The STAR reported that the anti-graft court’s 7th Division granted the accused’s demurrer to evidence that led to the junking of the case.

A demurrer to evidence is a pleading that challenges the sufficiency of the prosecution’s evidence against the accused. It paves the way for the dismissal of the case halfway through the trial, without the accused having to present their counter-evidence.

The following were cleared of illegal detention charges:

  • Lt. Gen. Jorge Segovia
  • Ret. Army Maj. Gen. Aurelio Baladad
  • Brig. Gen. Joselito Reyes
  • Col. Cristobal Zarahgza
  • P/Sr. Supt. Marion Balonglong
  • P/Sr. Supt. Allan Nobleza
  • P/Maj.
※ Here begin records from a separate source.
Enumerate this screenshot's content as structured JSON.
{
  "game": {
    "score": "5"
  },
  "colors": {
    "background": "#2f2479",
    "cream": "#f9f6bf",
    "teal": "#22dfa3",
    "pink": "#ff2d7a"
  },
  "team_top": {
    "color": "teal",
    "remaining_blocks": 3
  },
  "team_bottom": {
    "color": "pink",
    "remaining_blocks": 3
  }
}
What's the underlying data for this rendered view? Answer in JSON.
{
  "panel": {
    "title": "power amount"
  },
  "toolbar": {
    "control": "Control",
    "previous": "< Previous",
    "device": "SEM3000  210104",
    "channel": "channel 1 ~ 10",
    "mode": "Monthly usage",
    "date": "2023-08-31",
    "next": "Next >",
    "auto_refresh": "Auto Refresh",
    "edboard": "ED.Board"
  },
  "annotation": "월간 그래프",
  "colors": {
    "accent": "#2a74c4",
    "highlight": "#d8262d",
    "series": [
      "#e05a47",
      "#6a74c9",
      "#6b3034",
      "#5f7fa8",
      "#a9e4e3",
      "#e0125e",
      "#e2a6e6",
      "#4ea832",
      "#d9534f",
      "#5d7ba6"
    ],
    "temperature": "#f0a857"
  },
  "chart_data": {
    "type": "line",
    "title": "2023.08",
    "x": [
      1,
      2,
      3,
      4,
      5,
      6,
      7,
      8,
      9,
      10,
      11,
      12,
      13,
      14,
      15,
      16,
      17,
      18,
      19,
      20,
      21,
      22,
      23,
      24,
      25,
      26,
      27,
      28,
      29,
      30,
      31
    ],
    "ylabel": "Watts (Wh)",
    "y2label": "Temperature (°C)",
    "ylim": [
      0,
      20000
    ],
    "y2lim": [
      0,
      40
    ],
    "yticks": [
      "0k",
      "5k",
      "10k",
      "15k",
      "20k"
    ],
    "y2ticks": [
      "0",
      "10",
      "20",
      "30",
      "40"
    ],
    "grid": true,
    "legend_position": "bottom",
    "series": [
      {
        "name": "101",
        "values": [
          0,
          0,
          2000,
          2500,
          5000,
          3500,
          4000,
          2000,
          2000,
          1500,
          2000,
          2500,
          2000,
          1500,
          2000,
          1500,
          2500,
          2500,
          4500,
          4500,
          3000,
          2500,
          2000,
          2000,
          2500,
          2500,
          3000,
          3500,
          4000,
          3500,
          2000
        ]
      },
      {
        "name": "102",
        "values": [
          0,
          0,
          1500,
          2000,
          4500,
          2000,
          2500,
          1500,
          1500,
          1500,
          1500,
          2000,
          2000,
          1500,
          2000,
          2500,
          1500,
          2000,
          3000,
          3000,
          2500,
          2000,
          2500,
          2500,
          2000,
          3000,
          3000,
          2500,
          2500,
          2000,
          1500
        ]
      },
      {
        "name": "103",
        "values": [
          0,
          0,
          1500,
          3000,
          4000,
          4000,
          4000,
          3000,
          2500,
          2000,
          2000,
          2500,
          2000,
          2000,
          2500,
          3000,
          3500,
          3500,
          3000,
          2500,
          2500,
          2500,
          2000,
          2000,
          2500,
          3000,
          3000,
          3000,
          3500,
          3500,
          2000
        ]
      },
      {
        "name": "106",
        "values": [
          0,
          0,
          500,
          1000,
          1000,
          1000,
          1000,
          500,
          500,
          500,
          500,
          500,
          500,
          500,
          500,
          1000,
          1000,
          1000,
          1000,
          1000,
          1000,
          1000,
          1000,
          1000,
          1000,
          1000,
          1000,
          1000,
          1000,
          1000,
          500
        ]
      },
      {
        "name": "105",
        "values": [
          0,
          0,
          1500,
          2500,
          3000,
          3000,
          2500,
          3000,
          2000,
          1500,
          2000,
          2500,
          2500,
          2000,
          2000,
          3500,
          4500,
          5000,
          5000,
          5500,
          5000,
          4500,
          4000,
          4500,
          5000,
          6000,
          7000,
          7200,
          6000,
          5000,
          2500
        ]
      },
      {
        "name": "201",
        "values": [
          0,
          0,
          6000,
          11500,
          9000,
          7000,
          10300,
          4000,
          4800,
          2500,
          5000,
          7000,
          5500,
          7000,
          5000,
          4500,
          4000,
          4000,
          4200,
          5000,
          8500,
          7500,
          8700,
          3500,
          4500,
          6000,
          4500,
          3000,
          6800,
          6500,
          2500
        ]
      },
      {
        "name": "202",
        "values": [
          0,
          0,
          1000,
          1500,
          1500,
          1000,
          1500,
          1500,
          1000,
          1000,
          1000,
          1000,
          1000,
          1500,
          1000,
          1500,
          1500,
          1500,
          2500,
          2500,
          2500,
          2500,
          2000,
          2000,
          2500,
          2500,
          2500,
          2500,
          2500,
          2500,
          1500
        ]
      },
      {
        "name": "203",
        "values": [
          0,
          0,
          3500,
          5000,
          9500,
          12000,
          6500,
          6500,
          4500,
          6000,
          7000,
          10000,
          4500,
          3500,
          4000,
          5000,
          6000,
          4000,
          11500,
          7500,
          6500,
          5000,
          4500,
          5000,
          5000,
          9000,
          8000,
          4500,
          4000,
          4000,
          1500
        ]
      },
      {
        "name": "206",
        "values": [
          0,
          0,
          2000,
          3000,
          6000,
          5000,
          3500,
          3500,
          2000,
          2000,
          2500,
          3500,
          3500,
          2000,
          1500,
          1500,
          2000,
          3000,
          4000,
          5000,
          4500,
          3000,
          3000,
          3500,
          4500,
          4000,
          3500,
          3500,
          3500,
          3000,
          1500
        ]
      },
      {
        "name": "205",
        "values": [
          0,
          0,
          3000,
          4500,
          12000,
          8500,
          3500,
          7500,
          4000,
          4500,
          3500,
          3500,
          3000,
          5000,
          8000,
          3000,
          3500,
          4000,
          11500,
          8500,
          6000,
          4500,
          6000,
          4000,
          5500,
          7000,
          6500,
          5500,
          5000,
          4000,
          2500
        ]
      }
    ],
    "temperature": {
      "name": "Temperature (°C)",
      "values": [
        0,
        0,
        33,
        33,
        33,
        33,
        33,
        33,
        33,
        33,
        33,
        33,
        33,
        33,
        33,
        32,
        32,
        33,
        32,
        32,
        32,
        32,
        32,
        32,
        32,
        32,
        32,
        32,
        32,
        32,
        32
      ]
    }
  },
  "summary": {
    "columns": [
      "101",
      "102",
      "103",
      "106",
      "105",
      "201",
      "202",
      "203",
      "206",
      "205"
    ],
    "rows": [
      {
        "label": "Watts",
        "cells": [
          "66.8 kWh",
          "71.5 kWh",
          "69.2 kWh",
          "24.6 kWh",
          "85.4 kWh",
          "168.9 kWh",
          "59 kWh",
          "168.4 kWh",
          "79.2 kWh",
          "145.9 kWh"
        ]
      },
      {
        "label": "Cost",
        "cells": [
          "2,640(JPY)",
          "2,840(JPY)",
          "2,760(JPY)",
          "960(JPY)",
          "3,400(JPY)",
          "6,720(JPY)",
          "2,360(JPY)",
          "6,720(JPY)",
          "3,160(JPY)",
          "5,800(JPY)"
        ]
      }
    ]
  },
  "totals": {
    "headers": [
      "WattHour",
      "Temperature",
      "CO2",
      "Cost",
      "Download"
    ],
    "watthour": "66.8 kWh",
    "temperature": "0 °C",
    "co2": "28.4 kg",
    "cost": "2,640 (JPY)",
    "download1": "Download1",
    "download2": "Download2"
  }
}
Jovily Cabading

They were facing eight counts each of violation of Republic Act 7438, which defines the rights of those arrested, detained or are under custodial investigation as well as the duties of arresting, detaining and investigating officers.

According to the The STAR report, the Sandiganbayan held that the Office of the Ombudsman’s prosecution team failed prove that the “Morong 43” had a lawyer at the time of their arrest or during their detention.

The case stemmed from the alleged refusal of the military and police officers to allow the health workers to confer with a lawyer while in detention.

According to RA 7438, “any person arrested detained or under custodial investigation shall at all times be assisted by counsel.” This right is also stated in the Bill of Rights in the 1987 Constitution.

“If the person cannot afford the services of counsel, he must be provided with one,” the constitution also states.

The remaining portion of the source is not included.